Justin Blanchette, 42, is now likely to have the charges dropped after the high court sent his case back to the Belknap Superior Court.
“With this decision, we expect the charges will ultimately be dismissed,” said Brad Davis, Blanchette’s attorney.
Belknap County Attorney Andrew Livernois did not respond to a request for comment.
Blanchette has claimed he engaged in a consensual sexual relationship with the female inmate.
The court’s unanimous decision states Blanchette cannot be charged with raping the woman.
Blanchette was charged with the assault under the legal theory that an inmate cannot give consent in a sexual relationship with a person who has authority over them.
However, the aggravated felonious sexual assault statute under which Blanchette was charged in 2020 states that he must be a direct employee of the correctional institution in order to commit the offense. Blanchette was a sheriff’s deputy transporting the inmate, and not, he argued, a direct jail employee. The Supreme Court sided with that argument.
“As amended in 2003 by HB 105 and before it was again amended in 2018, RSA 632-A:2, I(n)(1) applied only when a person had direct supervisory or disciplinary authority over a victim because the victim was incarcerated in the same facility in which the actor worked,” the Supreme Court order states.
The law was later changed in 2018 to include all people responsible for a prisoner. Under the updated law, Blanchette could have been charged, according to Davis.

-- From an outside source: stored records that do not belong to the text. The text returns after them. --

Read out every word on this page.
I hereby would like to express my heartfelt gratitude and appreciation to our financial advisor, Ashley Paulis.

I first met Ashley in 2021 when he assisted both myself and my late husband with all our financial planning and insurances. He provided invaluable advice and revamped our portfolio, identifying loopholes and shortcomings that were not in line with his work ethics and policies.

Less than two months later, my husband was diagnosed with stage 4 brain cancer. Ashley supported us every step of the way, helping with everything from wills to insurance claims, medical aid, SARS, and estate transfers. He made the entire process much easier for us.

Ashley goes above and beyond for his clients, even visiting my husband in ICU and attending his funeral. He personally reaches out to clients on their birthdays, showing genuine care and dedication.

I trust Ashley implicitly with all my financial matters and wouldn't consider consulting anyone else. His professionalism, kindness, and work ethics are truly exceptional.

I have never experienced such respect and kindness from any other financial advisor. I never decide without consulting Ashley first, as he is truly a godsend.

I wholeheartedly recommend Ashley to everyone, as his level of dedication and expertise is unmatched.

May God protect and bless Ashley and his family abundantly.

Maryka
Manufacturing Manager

However, all of the alleged offenses happened prior to the law being changed.
Belknap Superior Court Presiding Justice James D. O’Neill III asked the Supreme Court to weigh in on Blanchette’s motion to dismiss the charges, since they were based on the old law and he claimed he was never a direct jail employee.
Blanchette was charged with raping a female inmate as he was transporting her back to the Belknap County House of Correction from a dental appointment in 2014 in an abandoned house in Bedford.
He was found guilty in 2016 and he was sentenced to serve 10 to 20 years in prison. However, that conviction was reversed by the Supreme Court in 2017 when the court ruled there was not enough evidence presented at trial that Blanchette was a direct employee of the jail, as was required by the statute at the time.
Davis said that the 2017 ruling did not go as far as last week’s order, which found that Blanchette was not a direct employee as defined by the law, and therefore could not be prosecuted under that statute as written prior to 2018.
The Belknap County Attorney sought the new charges in October of 2020 based on the theory that despite the law as it was when the alleged assaults took place, Blanchette still had authority over the inmate as an agent of the jail. Since the law at the time was clear that he had to be employed by the prison, the Supreme Court sided with Blanchette.
Blanchette is currently free on personal recognizance. It is not yet clear what will happen next in the case.